Patients queue for hours to schedule a doctor’s appointment | Photo: BIRN.

For patients in Montenegro, a routine medical examination is becoming difficult to schedule because public hospitals are faced with severe financial crisis and a lack of important drugs, basic medical supplies and equipment.

Hundreds of Montenegrins have to wait in line for hours each day at the main public health clinic, the Clinical Centre in the capital Podgorica, and appointments are often put back two or three months due to overbooking and the lack of enough medical staff to perform basic tests and examinations. 

Pensioner Miluna Vucetic told BIRN that she travelled nearly 200 kilometres to Podgorica on Monday for routine specialist procedures but was told that they had been postponed for three months because the equipment needed to do them was broken and “no one knows when there will be enough money for its repair”.

“What’s worse, this is not the first time that the same thing happened.

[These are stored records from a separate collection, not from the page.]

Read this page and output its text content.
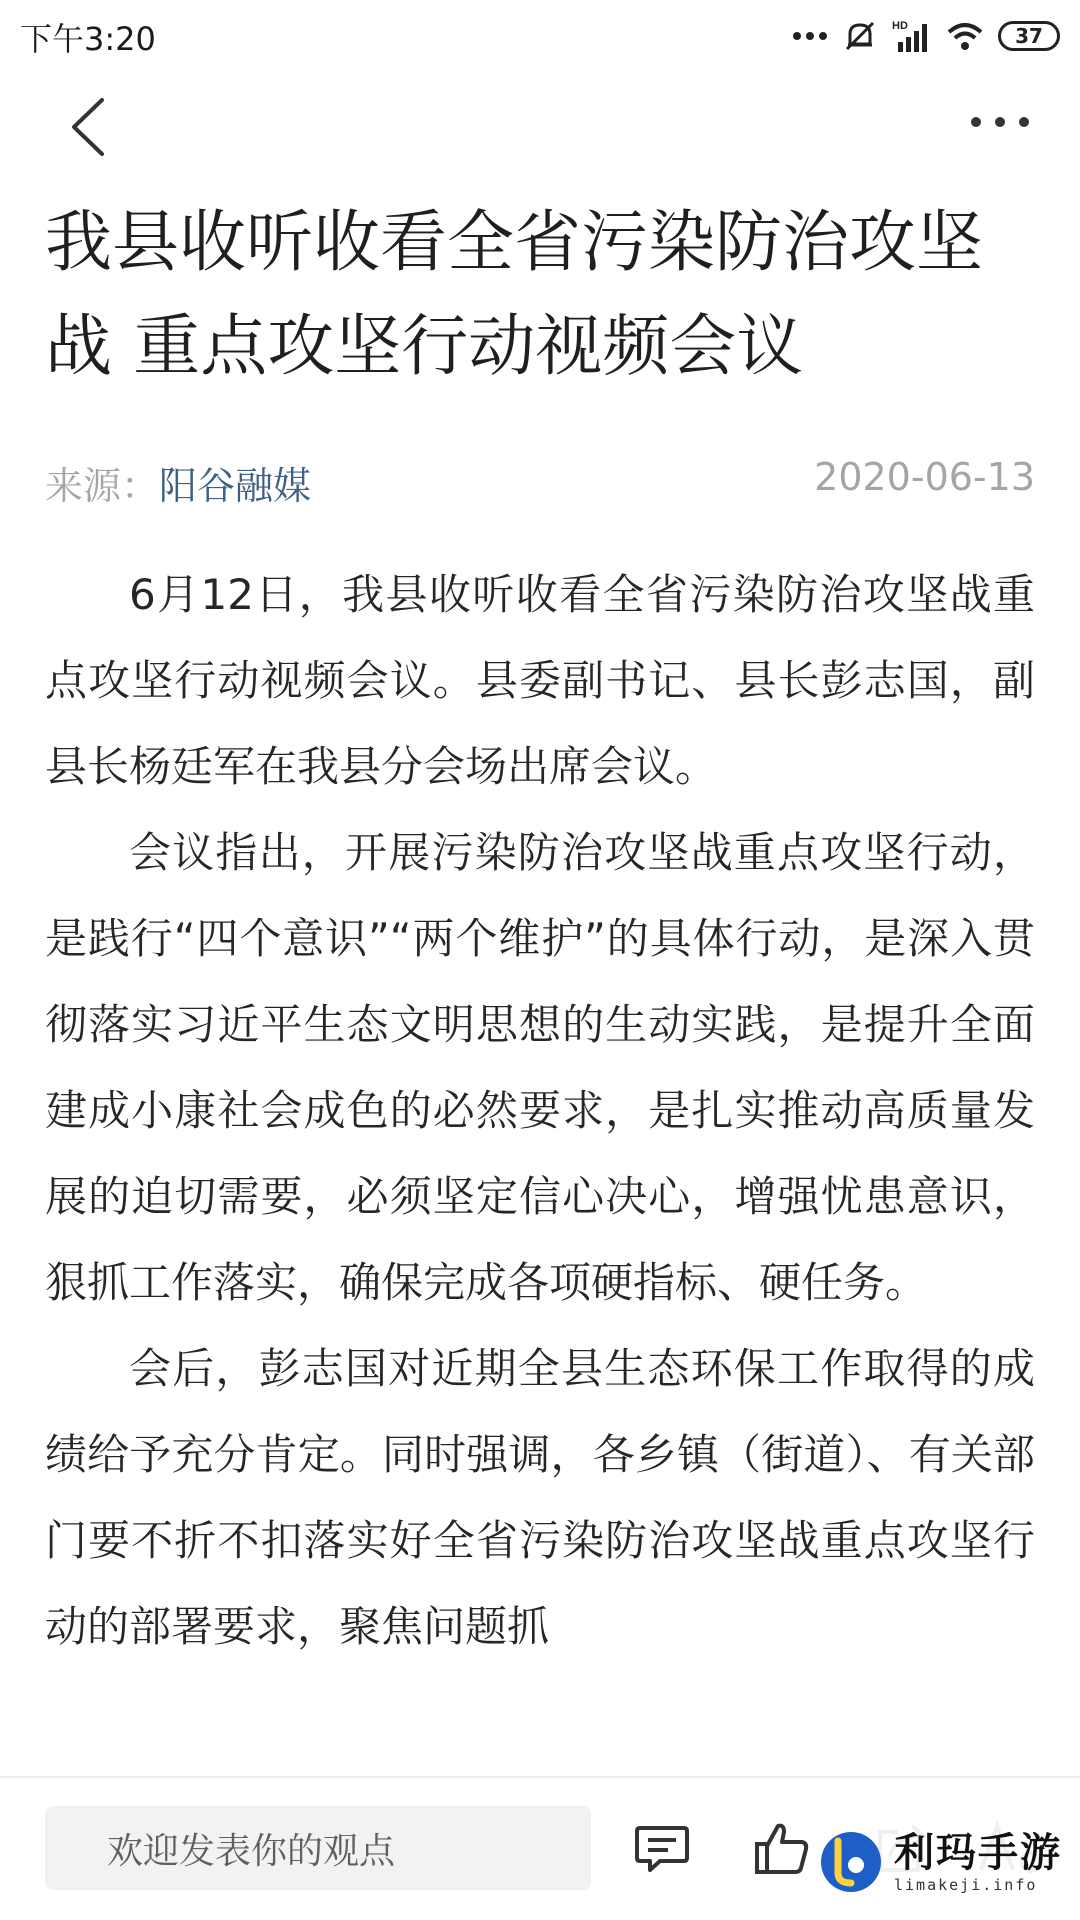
下午3:20	HD	37
我县收听收看全省污染防治攻坚战 重点攻坚行动视频会议
来源：阳谷融媒	2020-06-13

6月12日，我县收听收看全省污染防治攻坚战重点攻坚行动视频会议。县委副书记、县长彭志国，副县长杨廷军在我县分会场出席会议。

会议指出，开展污染防治攻坚战重点攻坚行动，是践行“四个意识”“两个维护”的具体行动，是深入贯彻落实习近平生态文明思想的生动实践，是提升全面建成小康社会成色的必然要求，是扎实推动高质量发展的迫切需要，必须坚定信心决心，增强忧患意识，狠抓工作落实，确保完成各项硬指标、硬任务。

会后，彭志国对近期全县生态环保工作取得的成绩给予充分肯定。同时强调，各乡镇（街道）、有关部门要不折不扣落实好全省污染防治攻坚战重点攻坚行动的部署要求，聚焦问题抓

欢迎发表你的观点	利玛手游
limakeji.info
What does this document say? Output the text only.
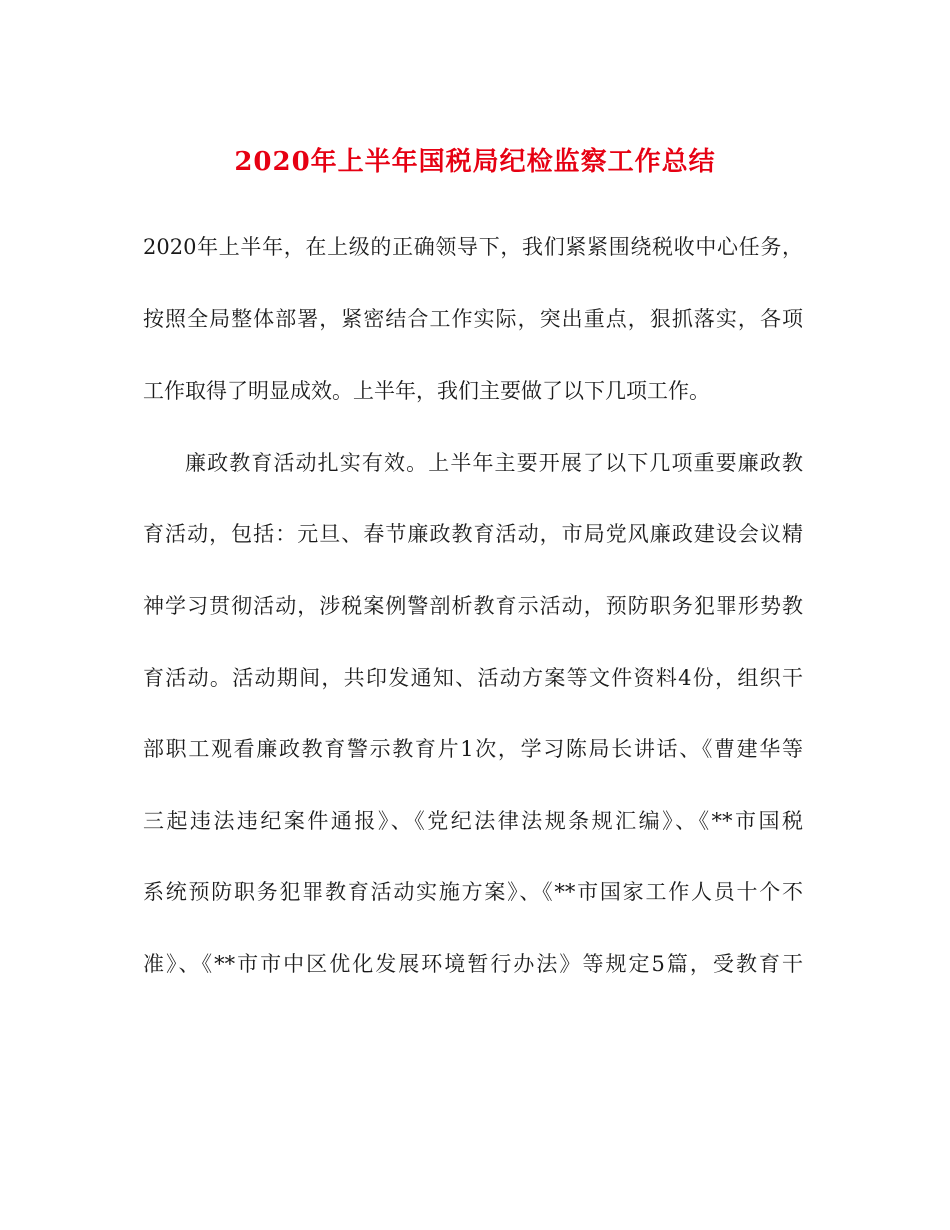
2020年上半年国税局纪检监察工作总结
2020年上半年，在上级的正确领导下，我们紧紧围绕税收中心任务，
按照全局整体部署，紧密结合工作实际，突出重点，狠抓落实，各项
工作取得了明显成效。上半年，我们主要做了以下几项工作。
廉政教育活动扎实有效。上半年主要开展了以下几项重要廉政教
育活动，包括：元旦、春节廉政教育活动，市局党风廉政建设会议精
神学习贯彻活动，涉税案例警剖析教育示活动，预防职务犯罪形势教
育活动。活动期间，共印发通知、活动方案等文件资料4份，组织干
部职工观看廉政教育警示教育片1次，学习陈局长讲话、《曹建华等
三起违法违纪案件通报》、《党纪法律法规条规汇编》、《**市国税
系统预防职务犯罪教育活动实施方案》、《**市国家工作人员十个不
准》、《**市市中区优化发展环境暂行办法》等规定5篇，受教育干
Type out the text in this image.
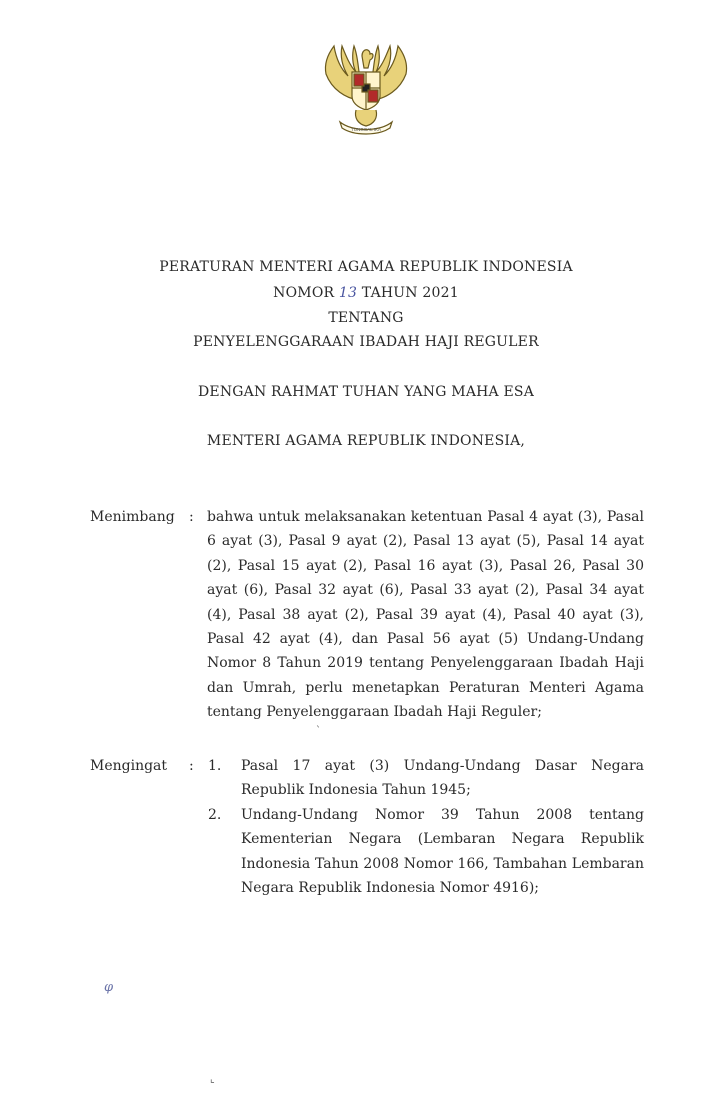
TUNGGAL IKA
PERATURAN MENTERI AGAMA REPUBLIK INDONESIA
NOMOR 13 TAHUN 2021
TENTANG
PENYELENGGARAAN IBADAH HAJI REGULER
DENGAN RAHMAT TUHAN YANG MAHA ESA
MENTERI AGAMA REPUBLIK INDONESIA,
Menimbang : bahwa untuk melaksanakan ketentuan Pasal 4 ayat (3), Pasal 6 ayat (3), Pasal 9 ayat (2), Pasal 13 ayat (5), Pasal 14 ayat (2), Pasal 15 ayat (2), Pasal 16 ayat (3), Pasal 26, Pasal 30 ayat (6), Pasal 32 ayat (6), Pasal 33 ayat (2), Pasal 34 ayat (4), Pasal 38 ayat (2), Pasal 39 ayat (4), Pasal 40 ayat (3), Pasal 42 ayat (4), dan Pasal 56 ayat (5) Undang-Undang Nomor 8 Tahun 2019 tentang Penyelenggaraan Ibadah Haji dan Umrah, perlu menetapkan Peraturan Menteri Agama tentang Penyelenggaraan Ibadah Haji Reguler;
`
Mengingat : 1. Pasal 17 ayat (3) Undang-Undang Dasar Negara Republik Indonesia Tahun 1945;
2. Undang-Undang Nomor 39 Tahun 2008 tentang Kementerian Negara (Lembaran Negara Republik Indonesia Tahun 2008 Nomor 166, Tambahan Lembaran Negara Republik Indonesia Nomor 4916);
φ
⌞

Last time it was a lack of medicines, before it was about the reagents for some laboratory analysis,” Vucetic said.

Forty-five-year-old Zoran Markovic from Podgorica said had to come to the Clinical Centre four times to do a simple test that was needed before he could get further treatment. 

“It’s unbelievable that I was once re-scheduled because there were no needles for a blood test,” Markovic told BIRN. 

Under growing pressure from the media and patients’ rights’ organisations, the state Health Insurance Fund admitted last week that it cannot launch a tender for the procurement of basic medical supplies because the state has allocated only five million euro for all public hospitals for 2016 – almost three times less than what is needed this year.

The Fund, the state institution in charge of the procurement of drugs and medical equipment for public healthcare facilities, said that “the health system could soon find it has collapsed”.

It warned that it would not be able to solve the problem without assistance from state institutions, as there is a discrepancy between the planned purchases of medical supplies and the money available to buy them in 2016.

“The functioning of the healthcare system is unsustainable with five million euros, bearing in mind that for the Podgorica Clinical Center alone, we must provide around 11.4 million in 2016,” the fund said in a statement.

The most recent data from the State Audit Administration, published in March, showed that the debts owed by the Fund and public health institutions were over 50 million euros in 2015.

However, Prime Minister Milo Djukanovic said last week that most of that has been settled and that current debt amounts to about 10 million euros.

According to the latest Euro Consumer index, published by Swedish NGO Health Consumer Powerhouse in January, Montenegro has “the most backward health system in Europe” and allocates only five per cent of its budget to healthcare, while the European average is eight to 12 per cent. 

The Euro Consumer index ranks healthcare systems in Europe according to 48 indicators, including patients’ rights, accessibility, prevention and outcomes. It put Montenegro at the bottom of the rankings for 2016.  

Research has shown that Montenegro has the lowest number of doctors per capita in Europe, the lowest doctors’ salaries in relation to the GDP and the worst medical education in Europe, as well as poor working conditions.

An inspection of public healthcare institutions across Montenegro in February 2015 also uncovered major problems with hygiene.

A searing indictment of the state of cleanliness in all 15 Montenegrin hospitals showed the presence of dangerous bacteria and poor standards of hygiene. 

The health authorities have said they are aware of the problem, explaining that inefficiencies, the excessive prescription of drugs, the large number of referrals of patients to treatment outside Montenegro and the huge costs caused by people going on sick leave further burden the public healthcare system.